By Sarah N. Lynch and Mark Hosenball
(Reuters) - Former U.S. Army intelligence analyst Chelsea Manning was taken to jail on Friday after a federal judge in Alexandria, Virginia, held her in contempt for refusing to testify before a federal grand jury, representatives for Manning and the U.S. Justice Department confirmed.
Manning had appeared before the grand jury on Wednesday but declined to answer questions in connection with what is widely believed to be the government's long-running investigation into Wikileaks and its founder Julian Assange, citing her First, Fourth and Sixth Amendment rights under the Constitution.
She returned to court Friday for a hearing and Judge Claude Hilton of the U.S. District Court for the District of Virginia weighed the legal arguments Manning used to justify her decision to defy the grand jury subpoena.

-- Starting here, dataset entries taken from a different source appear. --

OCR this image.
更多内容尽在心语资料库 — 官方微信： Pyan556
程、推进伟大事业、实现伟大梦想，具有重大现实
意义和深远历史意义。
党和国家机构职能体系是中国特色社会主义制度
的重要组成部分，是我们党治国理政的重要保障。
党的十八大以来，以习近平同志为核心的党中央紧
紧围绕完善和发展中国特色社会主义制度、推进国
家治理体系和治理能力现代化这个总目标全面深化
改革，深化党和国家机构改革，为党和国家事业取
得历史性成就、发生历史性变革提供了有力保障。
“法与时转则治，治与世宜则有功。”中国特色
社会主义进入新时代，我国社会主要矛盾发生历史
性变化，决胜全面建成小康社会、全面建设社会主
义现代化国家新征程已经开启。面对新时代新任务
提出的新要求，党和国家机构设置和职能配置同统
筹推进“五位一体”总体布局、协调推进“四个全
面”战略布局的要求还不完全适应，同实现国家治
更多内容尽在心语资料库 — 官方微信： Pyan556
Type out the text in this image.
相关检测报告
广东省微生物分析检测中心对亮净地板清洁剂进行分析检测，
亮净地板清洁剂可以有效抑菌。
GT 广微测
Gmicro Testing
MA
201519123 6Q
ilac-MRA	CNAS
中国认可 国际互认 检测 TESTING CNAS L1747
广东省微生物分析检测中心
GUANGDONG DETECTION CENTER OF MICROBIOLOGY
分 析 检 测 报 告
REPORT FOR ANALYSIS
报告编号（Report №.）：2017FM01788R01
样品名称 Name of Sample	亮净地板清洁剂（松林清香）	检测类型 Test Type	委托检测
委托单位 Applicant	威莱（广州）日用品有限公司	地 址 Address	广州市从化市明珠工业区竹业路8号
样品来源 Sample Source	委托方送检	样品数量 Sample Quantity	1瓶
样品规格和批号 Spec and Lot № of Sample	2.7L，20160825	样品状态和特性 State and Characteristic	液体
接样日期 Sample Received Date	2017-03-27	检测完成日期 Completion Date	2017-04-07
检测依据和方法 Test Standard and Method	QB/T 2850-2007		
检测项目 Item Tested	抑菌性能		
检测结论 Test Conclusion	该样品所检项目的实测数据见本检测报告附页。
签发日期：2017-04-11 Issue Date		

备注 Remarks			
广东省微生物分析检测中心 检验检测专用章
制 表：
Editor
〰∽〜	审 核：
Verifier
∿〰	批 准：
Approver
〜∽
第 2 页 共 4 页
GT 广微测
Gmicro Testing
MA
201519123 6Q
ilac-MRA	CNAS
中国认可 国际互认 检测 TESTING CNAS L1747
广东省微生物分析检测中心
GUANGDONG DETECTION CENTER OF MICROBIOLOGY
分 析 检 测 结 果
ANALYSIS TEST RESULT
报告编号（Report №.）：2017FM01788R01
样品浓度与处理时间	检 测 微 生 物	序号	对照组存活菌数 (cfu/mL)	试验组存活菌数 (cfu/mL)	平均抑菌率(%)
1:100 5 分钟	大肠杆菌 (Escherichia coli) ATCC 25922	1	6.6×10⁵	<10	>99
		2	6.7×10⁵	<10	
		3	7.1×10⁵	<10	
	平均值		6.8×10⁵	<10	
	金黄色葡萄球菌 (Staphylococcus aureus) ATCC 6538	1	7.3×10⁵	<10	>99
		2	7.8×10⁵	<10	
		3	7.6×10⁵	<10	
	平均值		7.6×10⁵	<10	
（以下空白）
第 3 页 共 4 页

Manning's communications team released a statement saying the judge said she will be detained until she either cooperates or the grand jury finishes its term.
It is unclear exactly why federal prosecutors want Manning to testify, although her representatives say the questions she was asked concern the release of information she disclosed to the public in 2010 through WikiLeaks.
Manning was convicted by court-martial in 2013 of espionage and other offenses for furnishing more than 700,000 documents, videos, diplomatic cables and battlefield accounts to WikiLeaks while she was an intelligence analyst in Iraq.
Former U.S. President Barack Obama, in his final days in office, commuted the final 28 years of Manning’s 35-year sentence.
WikiLeaks founder Julian Assange, who has been a longtime target of a criminal investigation in the United States, had promised to accept extradition if Manning was freed.
Assange has been living in the Ecuadorean Embassy in London since 2012.
A document that prosecutors say was filed in federal court last year by mistake appeared to show that federal authorities already have obtained a sealed indictment against Assange.
After journalists discovered the document, prosecutors declined to either confirm or deny a sealed indictment had been issued by the Alexandria-based grand jury, which has been hearing evidence on Assange and Wikileaks for years.